In response, Romney put forward a new tax plan in recent days suggesting that he might not raise taxes by eliminating specific deductions that are too popular to touch, but rather by capping all of a taxpayer's deductions by some amount. At first he put forward the hypothetical figure of $17,000 per taxpayer, but at the presidential debate on Tuesday he raised that number to $25,000.
In short, a taxpayer would add up all his deductions for charity, mortgage interest, state and local taxes, medical expenses and whatever else he or she is entitled to and if the amount is over whatever figure Romney has decided upon then the amount above that would not be deductible.

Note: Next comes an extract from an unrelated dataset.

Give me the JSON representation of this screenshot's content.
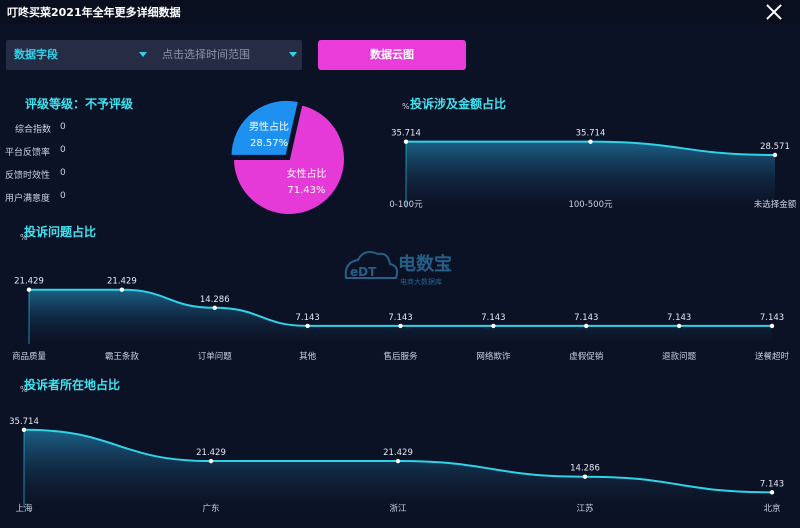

Taxpayers thinking they will get a tax cut from the Romney plan would be advised to check their tax returns first. According to data released earlier this year, taxpayers who declared between $50,000 and $100,000 of income in 2009, claimed, on average, $7,269 for medical expenses, $6,247 for taxes, $10,133 for interest and $2,775 for charitable contributions. That sums to $26,424 - well above both figures Romney has put forward.

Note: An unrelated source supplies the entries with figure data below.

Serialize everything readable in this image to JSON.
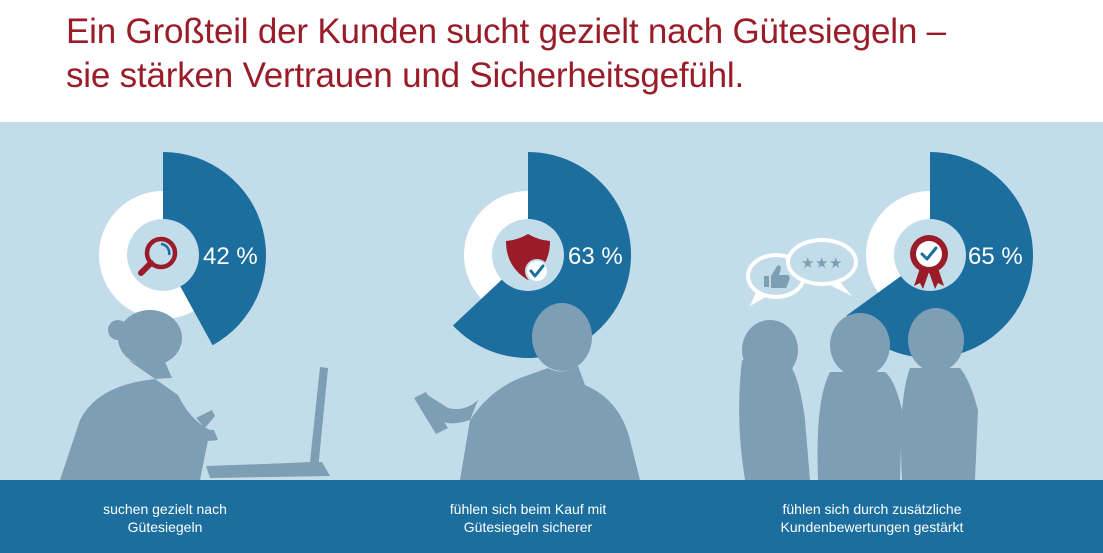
{
  "header": {
    "title_line1": "Ein Großteil der Kunden sucht gezielt nach Gütesiegeln –",
    "title_line2": "sie stärken Vertrauen und Sicherheitsgefühl."
  },
  "chart_data": {
    "type": "pie",
    "unit": "%",
    "items": [
      {
        "value": 42,
        "label": "42 %",
        "caption_line1": "suchen gezielt nach",
        "caption_line2": "Gütesiegeln",
        "icon": "magnifier-icon"
      },
      {
        "value": 63,
        "label": "63 %",
        "caption_line1": "fühlen sich beim Kauf mit",
        "caption_line2": "Gütesiegeln sicherer",
        "icon": "shield-check-icon"
      },
      {
        "value": 65,
        "label": "65 %",
        "caption_line1": "fühlen sich durch zusätzliche",
        "caption_line2": "Kundenbewertungen gestärkt",
        "icon": "award-badge-icon"
      }
    ]
  },
  "colors": {
    "background": "#c3dcea",
    "title": "#9a1c28",
    "segment": "#1b6e9e",
    "ring": "#ffffff",
    "silhouette": "#7e9eb5",
    "accent_red": "#9a1c28",
    "footer": "#1b6e9e"
  }
}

Bruce's bottom line may be right, but there's something fishy about these numbers. Start with the fact that the median income for the whole country is at or around the bottom end of this bracket. That means that there are fewer people at, say, $90,000 than at, say, $60,000. So the average in this $50K to $100K bracket is likely to be no higher than $75K and most likely lower. Is it really plausible that the average taxpayer deduction is over $26K?

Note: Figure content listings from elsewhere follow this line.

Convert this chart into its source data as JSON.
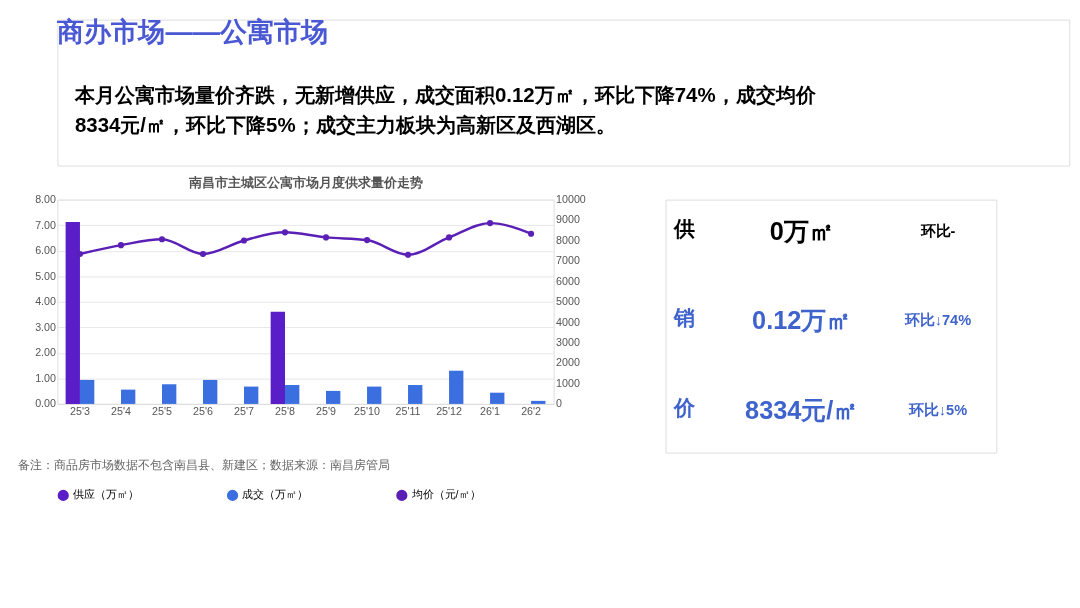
{
  "chart_data": [
    {
      "type": "other",
      "title": "商办市场——公寓市场",
      "subtitle": "本月公寓市场量价齐跌，无新增供应，成交面积0.12万㎡，环比下降74%，成交均价\n8334元/㎡，环比下降5%；成交主力板块为高新区及西湖区。"
    },
    {
      "type": "bar",
      "title": "南昌市主城区公寓市场月度供求量价走势",
      "categories": [
        "25'3",
        "25'4",
        "25'5",
        "25'6",
        "25'7",
        "25'8",
        "25'9",
        "25'10",
        "25'11",
        "25'12",
        "26'1",
        "26'2"
      ],
      "series": [
        {
          "name": "供应（万㎡）",
          "color": "#5a1ec8",
          "values": [
            7.12,
            0,
            0,
            0,
            0,
            3.61,
            0,
            0,
            0,
            0,
            0,
            0
          ]
        },
        {
          "name": "成交（万㎡）",
          "color": "#3b6fe0",
          "values": [
            0.94,
            0.56,
            0.77,
            0.94,
            0.68,
            0.74,
            0.51,
            0.68,
            0.74,
            1.3,
            0.44,
            0.12
          ]
        },
        {
          "name": "均价（元/㎡）",
          "color": "#5a1fb5",
          "type": "line",
          "axis": "y2",
          "values": [
            7340,
            7770,
            8060,
            7340,
            8000,
            8400,
            8150,
            8020,
            7300,
            8150,
            8850,
            8330
          ]
        }
      ],
      "ylim": [
        0,
        8
      ],
      "yticks": [
        {
          "value": 0,
          "label": "0.00"
        },
        {
          "value": 1,
          "label": "1.00"
        },
        {
          "value": 2,
          "label": "2.00"
        },
        {
          "value": 3,
          "label": "3.00"
        },
        {
          "value": 4,
          "label": "4.00"
        },
        {
          "value": 5,
          "label": "5.00"
        },
        {
          "value": 6,
          "label": "6.00"
        },
        {
          "value": 7,
          "label": "7.00"
        },
        {
          "value": 8,
          "label": "8.00"
        }
      ],
      "y2lim": [
        0,
        10000
      ],
      "y2ticks": [
        0,
        1000,
        2000,
        3000,
        4000,
        5000,
        6000,
        7000,
        8000,
        9000,
        10000
      ],
      "grid": "y",
      "legend": "bottom",
      "marker": "circle",
      "line_style": "solid",
      "annotations": [
        "备注：商品房市场数据不包含南昌县、新建区；数据来源：南昌房管局"
      ]
    },
    {
      "type": "other",
      "annotations": [
        "供",
        "0万㎡",
        "环比-",
        "销",
        "0.12万㎡",
        "环比↓74%",
        "价",
        "8334元/㎡",
        "环比↓5%"
      ]
    }
  ]
}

It gets fishier. Look at the medical deduction. To take that, you must have out-of-pocket medical expenses that exceed 7.5% of your adjusted gross income and you can take only the portion that exceeds that 7.5%. Most people in this income bracket will, therefore, get a big fat zero for the medical deduction. It's highly implausible that the average is over $7,000. With all the zeros, I would expect the average to be under $2,000 and probably well under.
So I checked Bruce's data. The link is not to the IRS Statistics of Income, as I would have expected Bruce Bartlett, a tax expert, to use. No, they're from a Reuters' news story. I've contacted Bruce about this but haven't heard back.